Of course, the thing people are talking about the most are the digital effects in Hulk and whether the green giant looks real. To be honest, the effects are a mixed bag, as has been the case with all fully computer-generated characters, from Yoda to Gollum. When he doesn’t move much, the Hulk is quite convincing, and some of his close-ups have the kind of emotional detail that really registers. On the other hand, some of the action sequences that involve the Hulk running or bouncing (he can leaps thousands of feet at a time) look too cartoonish. It’s never horribly distracting, though, although it makes one wish that the filmmakers had kept the Hulk lurking the shadows more than they did.
If the digital Hulk is sometimes lacking, the rest of the movie’s visual approach is a knock-out.
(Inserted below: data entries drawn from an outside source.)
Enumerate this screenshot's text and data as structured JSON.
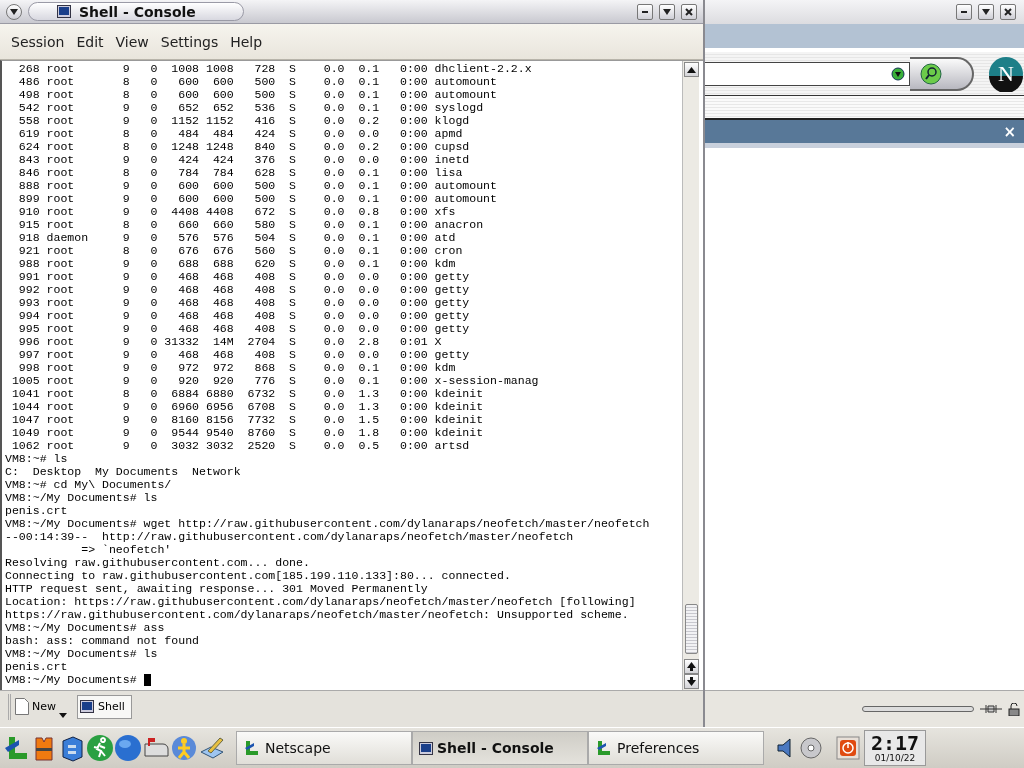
{
  "console_window": {
    "title": "Shell - Console",
    "menu": [
      "Session",
      "Edit",
      "View",
      "Settings",
      "Help"
    ],
    "terminal_lines": [
      "  268 root       9   0  1008 1008   728  S    0.0  0.1   0:00 dhclient-2.2.x",
      "  486 root       8   0   600  600   500  S    0.0  0.1   0:00 automount",
      "  498 root       8   0   600  600   500  S    0.0  0.1   0:00 automount",
      "  542 root       9   0   652  652   536  S    0.0  0.1   0:00 syslogd",
      "  558 root       9   0  1152 1152   416  S    0.0  0.2   0:00 klogd",
      "  619 root       8   0   484  484   424  S    0.0  0.0   0:00 apmd",
      "  624 root       8   0  1248 1248   840  S    0.0  0.2   0:00 cupsd",
      "  843 root       9   0   424  424   376  S    0.0  0.0   0:00 inetd",
      "  846 root       8   0   784  784   628  S    0.0  0.1   0:00 lisa",
      "  888 root       9   0   600  600   500  S    0.0  0.1   0:00 automount",
      "  899 root       9   0   600  600   500  S    0.0  0.1   0:00 automount",
      "  910 root       9   0  4408 4408   672  S    0.0  0.8   0:00 xfs",
      "  915 root       8   0   660  660   580  S    0.0  0.1   0:00 anacron",
      "  918 daemon     9   0   576  576   504  S    0.0  0.1   0:00 atd",
      "  921 root       8   0   676  676   560  S    0.0  0.1   0:00 cron",
      "  988 root       9   0   688  688   620  S    0.0  0.1   0:00 kdm",
      "  991 root       9   0   468  468   408  S    0.0  0.0   0:00 getty",
      "  992 root       9   0   468  468   408  S    0.0  0.0   0:00 getty",
      "  993 root       9   0   468  468   408  S    0.0  0.0   0:00 getty",
      "  994 root       9   0   468  468   408  S    0.0  0.0   0:00 getty",
      "  995 root       9   0   468  468   408  S    0.0  0.0   0:00 getty",
      "  996 root       9   0 31332  14M  2704  S    0.0  2.8   0:01 X",
      "  997 root       9   0   468  468   408  S    0.0  0.0   0:00 getty",
      "  998 root       9   0   972  972   868  S    0.0  0.1   0:00 kdm",
      " 1005 root       9   0   920  920   776  S    0.0  0.1   0:00 x-session-manag",
      " 1041 root       8   0  6884 6880  6732  S    0.0  1.3   0:00 kdeinit",
      " 1044 root       9   0  6960 6956  6708  S    0.0  1.3   0:00 kdeinit",
      " 1047 root       9   0  8160 8156  7732  S    0.0  1.5   0:00 kdeinit",
      " 1049 root       9   0  9544 9540  8760  S    0.0  1.8   0:00 kdeinit",
      " 1062 root       9   0  3032 3032  2520  S    0.0  0.5   0:00 artsd",
      "VM8:~# ls",
      "C:  Desktop  My Documents  Network",
      "VM8:~# cd My\\ Documents/",
      "VM8:~/My Documents# ls",
      "penis.crt",
      "VM8:~/My Documents# wget http://raw.githubusercontent.com/dylanaraps/neofetch/master/neofetch",
      "--00:14:39--  http://raw.githubusercontent.com/dylanaraps/neofetch/master/neofetch",
      "           => `neofetch'",
      "Resolving raw.githubusercontent.com... done.",
      "Connecting to raw.githubusercontent.com[185.199.110.133]:80... connected.",
      "HTTP request sent, awaiting response... 301 Moved Permanently",
      "Location: https://raw.githubusercontent.com/dylanaraps/neofetch/master/neofetch [following]",
      "https://raw.githubusercontent.com/dylanaraps/neofetch/master/neofetch: Unsupported scheme.",
      "VM8:~/My Documents# ass",
      "bash: ass: command not found",
      "VM8:~/My Documents# ls",
      "penis.crt"
    ],
    "prompt": "VM8:~/My Documents#",
    "new_button": "New",
    "tabs": [
      {
        "label": "Shell",
        "selected": true
      }
    ]
  },
  "browser_window": {
    "logo": "N",
    "sidebar_close": "×"
  },
  "taskbar": {
    "tasks": [
      {
        "label": "Netscape",
        "selected": false,
        "kind": "netscape"
      },
      {
        "label": "Shell - Console",
        "selected": true,
        "kind": "console"
      },
      {
        "label": "Preferences",
        "selected": false,
        "kind": "netscape"
      }
    ],
    "clock": {
      "time": "2:17",
      "date": "01/10/22"
    }
  }
}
Lee and editor Tim Squyres (Crouching Tiger, Hidden Dragon) have devised a consistently enthralling use of split-screens, picture-in-picture, vertical and horizontal wipes, and rapid zooms to replicate the visual appeal of a comic book layout, so at various times it appears as though you’re glancing across comic panels that have come to life. It’s a dizzying, often exhilarating visual feat that does wonders in intensifying the narrative and keeping it moving along, even when it bottlenecks in a somewhat ludicrous climax that may have people returning to theaters just to figure out what exactly happened.